Autor: Tiago Lobão Cosenza (*)
Não é de hoje que se vem falando da crise no setor elétrico. Crise esta derivada de diversos fatores, tais como: (i) Excesso de intervenção do Governo; (ii) Erros de planejamentos; (iii) Risco Hidrológico; e (iv) decisões equivocadas da agência reguladora, dentre outros.
Os últimos governos intervieram de forma imprevisível e invasiva no setor elétrico, provocando equívocos e elevando muito a percepção do risco setorial, risco este atrelado diretamente à insegurança jurídico-regulatória.
Segundo o último Índice de Competitividade Global 2016-2017, o Brasil caiu seis posições e hoje ocupa 81º posição. A publicação destaca que essa queda do Brasil se deu, dentre outras, principalmente pelo aumento da incerteza causada pela deterioração da segurança jurídica e política institucional, embora tenha destacado positivamente a crescente luta contra a corrupção no país.
Em decorrência dos prejuízos oriundos dos erros de planejamento, da má regulação e da abrupta intervenção pelos governos, os empreendedores se viram encurralados e não tiveram outra saída a não ser buscar resguardar seus direitos junto ao Poder Judiciário. Com isso, os desdobramentos da crise energética chegaram com força aos tribunais, iniciando assim uma nova onda de judicialização, o que tende a fragilizar ainda mais o setor elétrico brasileiro.
Essa onda de judicialização começou a tomar corpo quando o setor resolveu levar ao Judiciário as questões inerentes aos atrasos de obras, o que provocou uma verdadeira chuva de liminares contra atos da Agência Nacional de Energia Elétrica (Aneel), para que esta deixasse de aplicar descontos (penalidades, ao nosso ver!) nas receitas das empresas. No entanto, não parou por aí, essa guerra de liminares só vem aumentando com a judicialização de outros temas: o recolhimento do ICMS da energia; o pagamento da Conta de Desenvolvimento Energético (CDE); o questionamento sobre a responsabilidade pelo risco hidrológico e o questionamento sobre o pagamento das indenizações para as transmissoras, dentre outros.
A busca pelo Judiciário não é novidade no setor elétrico. Isso é fato, no entanto. Os últimos acontecimentos e a edição de regras não tão claras e algumas até intervencionistas têm feito com que os empreendedores tenham levado cada vez mais ao Judiciário questões regulatórias, as quais originalmente seriam dirimidas pela Aneel.

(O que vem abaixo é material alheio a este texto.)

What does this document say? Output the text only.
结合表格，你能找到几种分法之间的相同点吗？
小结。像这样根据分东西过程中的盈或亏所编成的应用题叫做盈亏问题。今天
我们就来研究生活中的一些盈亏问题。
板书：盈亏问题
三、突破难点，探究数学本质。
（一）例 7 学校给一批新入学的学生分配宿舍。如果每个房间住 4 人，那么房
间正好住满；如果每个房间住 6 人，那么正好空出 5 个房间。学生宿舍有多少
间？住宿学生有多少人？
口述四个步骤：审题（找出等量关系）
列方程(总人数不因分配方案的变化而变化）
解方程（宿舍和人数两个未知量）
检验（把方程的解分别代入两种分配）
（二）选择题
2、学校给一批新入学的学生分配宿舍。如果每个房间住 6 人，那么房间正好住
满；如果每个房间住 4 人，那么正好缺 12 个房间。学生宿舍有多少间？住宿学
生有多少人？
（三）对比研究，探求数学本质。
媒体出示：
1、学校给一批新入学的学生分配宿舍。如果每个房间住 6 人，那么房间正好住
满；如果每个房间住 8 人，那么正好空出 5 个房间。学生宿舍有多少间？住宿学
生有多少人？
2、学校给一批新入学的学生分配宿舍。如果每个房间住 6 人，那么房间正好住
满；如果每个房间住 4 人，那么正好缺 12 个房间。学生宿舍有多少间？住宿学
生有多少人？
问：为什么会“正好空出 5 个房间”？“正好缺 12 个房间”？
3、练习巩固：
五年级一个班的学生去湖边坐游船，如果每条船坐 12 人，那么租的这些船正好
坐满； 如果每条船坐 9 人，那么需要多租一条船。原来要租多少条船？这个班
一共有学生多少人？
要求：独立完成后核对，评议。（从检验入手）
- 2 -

Ao mesmo tempo em que é totalmente lícita a busca pelo empreendedor ao Judiciário, tal atitude pode trazer alguns efeitos colaterais extremos. Um exemplo é a regulação, que originalmente é competência da Aneel, passar a ser feita indiretamente pelo Judiciário, órgão que poderá trazer visões distorcidas ao setor, pois na grande maioria das vezes os juízes não conhecem profundamente o setor elétrico e por isso não estariam preparados para enfrentar questões tão especificas tecnicamente.
Prova dessa crescente regulação indireta feita pelo Judiciário, são as liminares conseguidas, por exemplo, pela Abengoa para suspender a caducidade dos seus contratos de concessão e determinar que a Aneel reveja tanto os prazos como as Receitas dos seus projetos greenfieldea conseguida pela Associação Brasileira de Grandes Consumidores Industriais de Energia e de Consumidores (Abrace) que suspendeu parcialmente o pagamento da parte da tarifa de uso do sistema de transmissão relativa às indenizações para as transmissoras.
Sem entrar no mérito das liminares, está claro que quando a regulação é feita indiretamente pelo Poder Judiciário, além de demandar tempo, poderá trazer prejuízos e instabilidades gigantescos ao setor.
Ademais, a judicialização traz ainda custos que originalmente não foram contemplados nas tarifas e que, em algum momento, irão fazer parte delas. Já dizia o dito popular: “Não existe almoço grátis”, alguém vai pagar esta conta e neste caso será o consumidor.
Está nítido o alto nível de estresse pelo qual passa o setor elétrico, apresentando, inclusive, rupturas em alguns pontos e relações. Para que não tenhamos uma regulação feita indiretamente pelo Poder Judiciário, precisamos fortalecer ainda mais a agência reguladora, apostar em regras claras e estabilidade jurídico-regulatória, e para tanto, é essencial a realização de um diálogo urgente entre governo e agentes do setor.
Autor: Tiago Lobão Cosenza é advogado especialista em Direito Regulatório e Infraestrutura, sócio do Leite, Tosto e Barros Advogados.